The most important random object in this setting is the empirical distribution function: \[\widehat{F}_n(x) = \frac{1}{n} \sum_{i=1}^n \; {\bf 1}_{X_i \leq x}\] It is the step function which jumps up \(1/n\) whenever \(x\) crosses one of the \(x_i\) in our data set. The importance of the empirical distribution function stems from the Glivenko-Cantelli theorem, which says that \[\sup_{x} \lvert \widehat{F}_n(x) - F(x) \lvert \; \xrightarrow{P} \; 0\] The \(P\) stands for convergence in probability. Intuitively, this says that if the sample size \(n\) is large, the probability that \(\widehat{F}_n\) and \(F\) are "far apart" is small. This intuition can be quantified as follows: Define \[ L(x) = \widehat{F}_n(x) - \epsilon_n \qquad U(x) = \widehat{F}_n(x) + \epsilon_n \qquad \epsilon_n = \sqrt{\frac{1}{2n}\log \left( \frac{2}{\alpha} \right) }.\] Then the Dvoretzky-Kiefer-Wolfowitz inequality implies that \[ {\bf P}(L(x) \leq F(x) \leq U(x) \text{ for all $x$}) \geq 1 - \alpha. \] The theory is nice, but the best thing is to see it work:

import numpy
import scipy.stats
import matplotlib.pyplot as pyplot
%matplotlib inline

mu, sig = 163, 7.3
distrubution = scipy.stats.norm(mu, sig)

sample_size = 1000
bin_size = 10
num_bins = sample_size // bin_size
sample = distrubution.rvs(sample_size)

pyplot.hist(sample, bins = num_bins, normed = True, cumulative = True)

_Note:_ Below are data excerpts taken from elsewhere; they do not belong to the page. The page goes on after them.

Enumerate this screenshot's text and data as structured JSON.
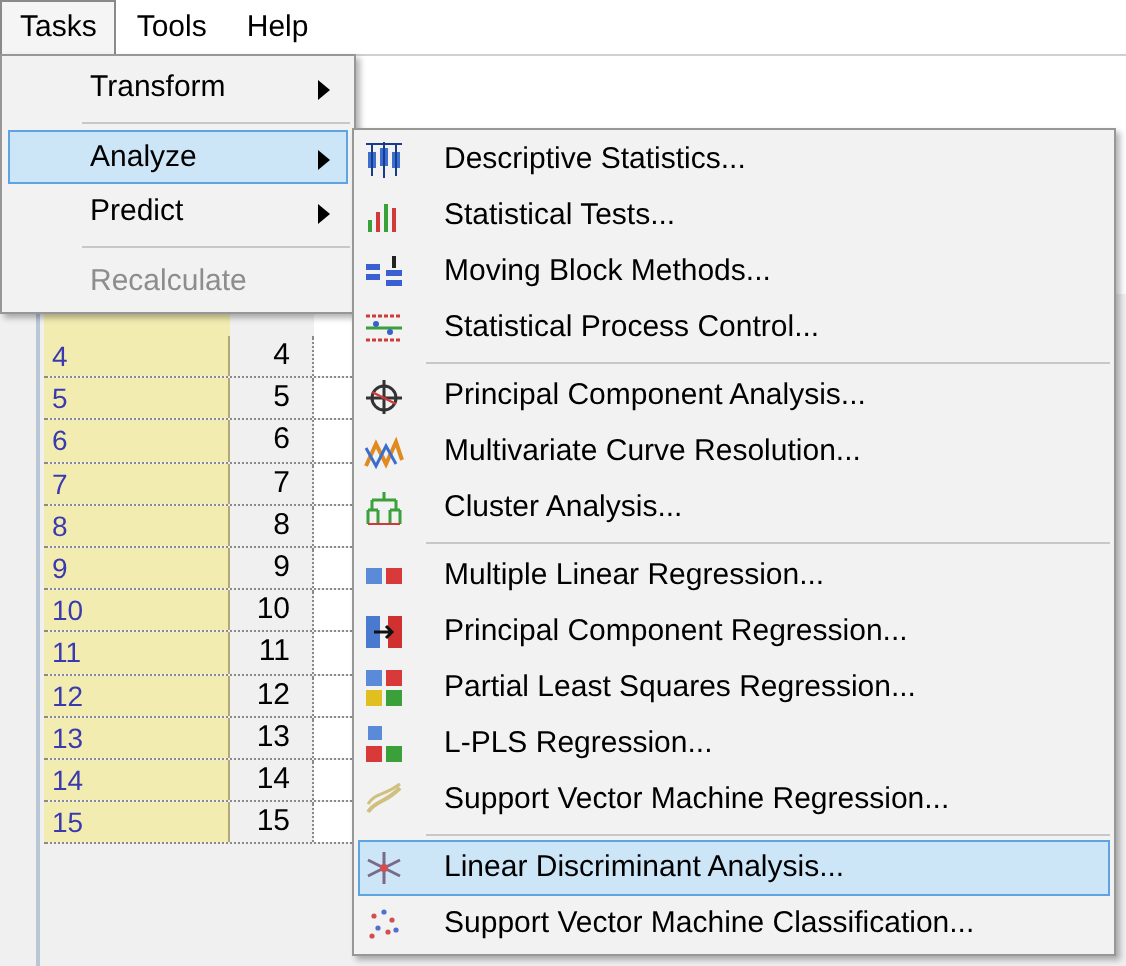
{
  "menu_bar": [
    {
      "label": "Tasks",
      "selected": true
    },
    {
      "label": "Tools",
      "selected": false
    },
    {
      "label": "Help",
      "selected": false
    }
  ],
  "tasks_menu": {
    "sections": [
      {
        "items": [
          {
            "label": "Transform",
            "has_submenu": true,
            "selected": false,
            "disabled": false
          }
        ]
      },
      {
        "items": [
          {
            "label": "Analyze",
            "has_submenu": true,
            "selected": true,
            "disabled": false
          },
          {
            "label": "Predict",
            "has_submenu": true,
            "selected": false,
            "disabled": false
          }
        ]
      },
      {
        "items": [
          {
            "label": "Recalculate",
            "has_submenu": false,
            "selected": false,
            "disabled": true
          }
        ]
      }
    ]
  },
  "analyze_menu": {
    "sections": [
      {
        "items": [
          {
            "label": "Descriptive Statistics...",
            "selected": false
          },
          {
            "label": "Statistical Tests...",
            "selected": false
          },
          {
            "label": "Moving Block Methods...",
            "selected": false
          },
          {
            "label": "Statistical Process Control...",
            "selected": false
          }
        ]
      },
      {
        "items": [
          {
            "label": "Principal Component Analysis...",
            "selected": false
          },
          {
            "label": "Multivariate Curve Resolution...",
            "selected": false
          },
          {
            "label": "Cluster Analysis...",
            "selected": false
          }
        ]
      },
      {
        "items": [
          {
            "label": "Multiple Linear Regression...",
            "selected": false
          },
          {
            "label": "Principal Component Regression...",
            "selected": false
          },
          {
            "label": "Partial Least Squares Regression...",
            "selected": false
          },
          {
            "label": "L-PLS Regression...",
            "selected": false
          },
          {
            "label": "Support Vector Machine Regression...",
            "selected": false
          }
        ]
      },
      {
        "items": [
          {
            "label": "Linear Discriminant Analysis...",
            "selected": true
          },
          {
            "label": "Support Vector Machine Classification...",
            "selected": false
          }
        ]
      }
    ]
  },
  "grid": {
    "rows": [
      {
        "row_header": "4",
        "value": "4"
      },
      {
        "row_header": "5",
        "value": "5"
      },
      {
        "row_header": "6",
        "value": "6"
      },
      {
        "row_header": "7",
        "value": "7"
      },
      {
        "row_header": "8",
        "value": "8"
      },
      {
        "row_header": "9",
        "value": "9"
      },
      {
        "row_header": "10",
        "value": "10"
      },
      {
        "row_header": "11",
        "value": "11"
      },
      {
        "row_header": "12",
        "value": "12"
      },
      {
        "row_header": "13",
        "value": "13"
      },
      {
        "row_header": "14",
        "value": "14"
      },
      {
        "row_header": "15",
        "value": "15"
      }
    ]
  }
}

This python code should be run inside a Jupyter notebook. It takes 1000 independent samples from a normal distribution with mean 163 and standard deviation 7.3. It then plots the empirical distribution function as a histogram. The resulting graph looks very similar to the the cumulative distribution function for \({\rm N}(163,7.3)\).

Plug In Estimators

Suppose that \(\theta = \int_{\mathbb{R}} a(x) d F(x)\) is some statistic we are interested in. The corresponding plug in estimator is defined to be \[\widehat{\theta}_n = \int_{\mathbb{R}} a(x) d \widehat{F}_n(x) = \frac{1}{n} \sum_{i=1}^n a(X_i)\] The weak law of large numbers tells us that \(\widehat{\theta}_n\) converges in probability to \(\theta\). We say that \(\widehat{\theta}_n\) is a consistent estimator. Intuitively, this says that if \(n\) is large, the probability of \(\widehat{\theta}_n\) and \(\theta\) being far apart is small. We can produce a confidence interval using the central limit theorem. The central limit theorem says that \[\frac{\widehat{\theta}_n - \theta}{\sqrt{{\bf V}_F(\widehat{\theta}_n)}} \xrightarrow{D} N(0,1)\] The \(D\) stands for convergence in distribution. As long as \(n\) is large, then \[{\bf P} \left(- \epsilon \leq \frac{\widehat{\theta}_n - \theta}{\sqrt{{\bf V}_F(\widehat{\theta}_n)}} \leq \epsilon \right) \thickapprox {\bf P}(-\epsilon \leq Z \leq \epsilon) \qquad Z \sim N(0,1)\] There is a problem: The value \({\bf V}_F(\widehat{\theta}_n)\) depends on the distribution \(F\), which is unknown to us.

The Bootstrap

The Bootstrap is a sneaky way to estimate the value \({\bf V}_F(\widehat{\theta}_n)\). Suppose that we have our sample \((x_i) \in \mathbb{R}^n\). The empirical distribution \(\widehat{F}_n\) puts mass \(1/n\) at each data point \(x_i\). The trick is to estimate \({\bf V}_{F}(\widehat{\theta}_n)\) with \({\bf V}_{\widehat{F}_n}(\widehat{\theta}_n)\) which is computed as follows:

  1. Produce a \(h \times n\) array sampled uniformly at random from \((x_i)\).
  2. Apply \(a\) to every entry, sum up the rows and divide them by \(n\).
  3. Compute the variance of the resulting vector in \(\mathbb{R}^h\).

If we make \(h\) very large, the weak law of large numbers tells us that the result is going to be very close to \({\bf V}_{\widehat{F}_n}(\widehat{\theta}_n)\).